Grâce Wamba, dans une intervention marquée par la gravité du moment, a salué cette initiative tout en rappelant l’implacable réalité : « Le Genocost en RDC est une réalité. Ces pillages systématiques de nos ressources naturelles orchestrés par le Rwanda et ces massacres organisés de nos populations doivent être dénoncés et reconnus. » Ses mots résonnaient comme une validation officielle de l’urgence que porte le film de Charlène Moke.
Le ministre Samuel Mbemba, dans un discours enflammé, a transformé la salle en chambre d’échos des souffrances congolaises. Évoquant les récents événements de Goma où les rebelles du M23, soutenus par le Rwanda, continuent leurs exactions, il a rappelé l’ampleur du drame : « Nous sommes aujourd’hui à plus de 10 millions de morts. Le nombre de morts en RDC est supérieur à celui d’autres génocides reconnus. » Son message était clair : « L’enfer à l’Est » n’est pas qu’une œuvre cinématographique, c’est une arme de reconstruction mémorielle.
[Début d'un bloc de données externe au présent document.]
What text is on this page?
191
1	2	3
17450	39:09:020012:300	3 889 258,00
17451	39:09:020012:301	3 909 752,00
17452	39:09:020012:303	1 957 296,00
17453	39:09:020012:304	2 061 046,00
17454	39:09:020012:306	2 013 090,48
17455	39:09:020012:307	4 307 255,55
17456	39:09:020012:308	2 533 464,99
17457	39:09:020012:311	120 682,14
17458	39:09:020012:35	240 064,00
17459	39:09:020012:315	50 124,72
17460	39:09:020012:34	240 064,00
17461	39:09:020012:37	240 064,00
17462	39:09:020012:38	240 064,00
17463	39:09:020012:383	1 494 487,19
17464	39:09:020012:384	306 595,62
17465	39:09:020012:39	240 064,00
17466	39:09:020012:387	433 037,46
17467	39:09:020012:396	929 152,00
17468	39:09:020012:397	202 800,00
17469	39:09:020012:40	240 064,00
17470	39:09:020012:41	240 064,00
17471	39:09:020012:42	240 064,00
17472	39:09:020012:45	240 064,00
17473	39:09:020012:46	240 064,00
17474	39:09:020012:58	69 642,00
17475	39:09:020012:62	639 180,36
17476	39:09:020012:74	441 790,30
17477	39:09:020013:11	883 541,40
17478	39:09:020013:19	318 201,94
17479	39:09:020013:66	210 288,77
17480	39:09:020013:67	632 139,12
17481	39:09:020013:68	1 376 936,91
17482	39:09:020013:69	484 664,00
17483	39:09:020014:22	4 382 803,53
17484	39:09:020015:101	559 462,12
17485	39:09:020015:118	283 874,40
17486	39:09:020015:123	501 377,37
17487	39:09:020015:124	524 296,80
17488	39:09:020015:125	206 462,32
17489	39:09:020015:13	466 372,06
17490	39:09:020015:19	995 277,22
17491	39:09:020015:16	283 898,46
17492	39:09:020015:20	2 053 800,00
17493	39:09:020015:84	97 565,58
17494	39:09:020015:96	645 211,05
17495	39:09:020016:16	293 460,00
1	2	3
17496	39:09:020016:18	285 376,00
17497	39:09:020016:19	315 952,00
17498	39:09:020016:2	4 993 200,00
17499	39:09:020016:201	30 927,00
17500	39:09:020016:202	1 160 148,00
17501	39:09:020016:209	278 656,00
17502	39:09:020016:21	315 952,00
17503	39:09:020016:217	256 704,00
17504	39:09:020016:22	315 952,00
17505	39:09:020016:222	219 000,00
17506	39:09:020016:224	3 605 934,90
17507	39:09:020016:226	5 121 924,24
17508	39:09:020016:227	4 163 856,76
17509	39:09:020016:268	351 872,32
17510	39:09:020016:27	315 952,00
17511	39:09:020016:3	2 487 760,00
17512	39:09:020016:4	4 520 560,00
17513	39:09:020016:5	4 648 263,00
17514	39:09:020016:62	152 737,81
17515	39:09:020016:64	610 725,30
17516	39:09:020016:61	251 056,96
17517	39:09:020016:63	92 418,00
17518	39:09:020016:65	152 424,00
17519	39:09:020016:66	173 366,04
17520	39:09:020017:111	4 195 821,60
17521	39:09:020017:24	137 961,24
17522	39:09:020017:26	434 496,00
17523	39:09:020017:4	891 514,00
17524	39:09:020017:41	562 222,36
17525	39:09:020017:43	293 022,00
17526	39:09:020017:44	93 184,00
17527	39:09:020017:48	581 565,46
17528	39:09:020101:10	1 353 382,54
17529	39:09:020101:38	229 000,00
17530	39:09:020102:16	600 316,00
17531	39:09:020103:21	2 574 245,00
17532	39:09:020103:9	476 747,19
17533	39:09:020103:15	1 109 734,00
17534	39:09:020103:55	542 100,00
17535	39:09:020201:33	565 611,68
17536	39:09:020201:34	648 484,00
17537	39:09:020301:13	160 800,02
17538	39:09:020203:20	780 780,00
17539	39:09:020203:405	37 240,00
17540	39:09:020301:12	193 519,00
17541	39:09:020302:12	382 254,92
Caleb Tukebana, l’encadreur historique de Charlène Moke, a conclu cette cérémonie en confiant ses souvenirs et ses espérances. « Lorsque nous avons débuté dans le théâtre avec Charlène Moke Tshibangu, elle était déjà une femme pleine d’ambitions. » Sa promesse d’accompagner ce projet jusqu’à son aboutissement portait en elle toute la fierté d’une génération d’artistes congolais déterminés à transformer leur art en instrument de libération.
Alors que le ruban symbolique était coupé, lançant officiellement le tournage de « L’enfer à l’Est », une question planait dans l’air chargé d’émotion : le cinéma congolais peut-il devenir le tribunal des consciences où se joue la reconnaissance internationale du génocide congolais ? Charlène Moke, par son retour remarqué, semble prête à relever ce défi historique, portant sur ses épaules les espoirs de tout un peuple meurtri mais debout.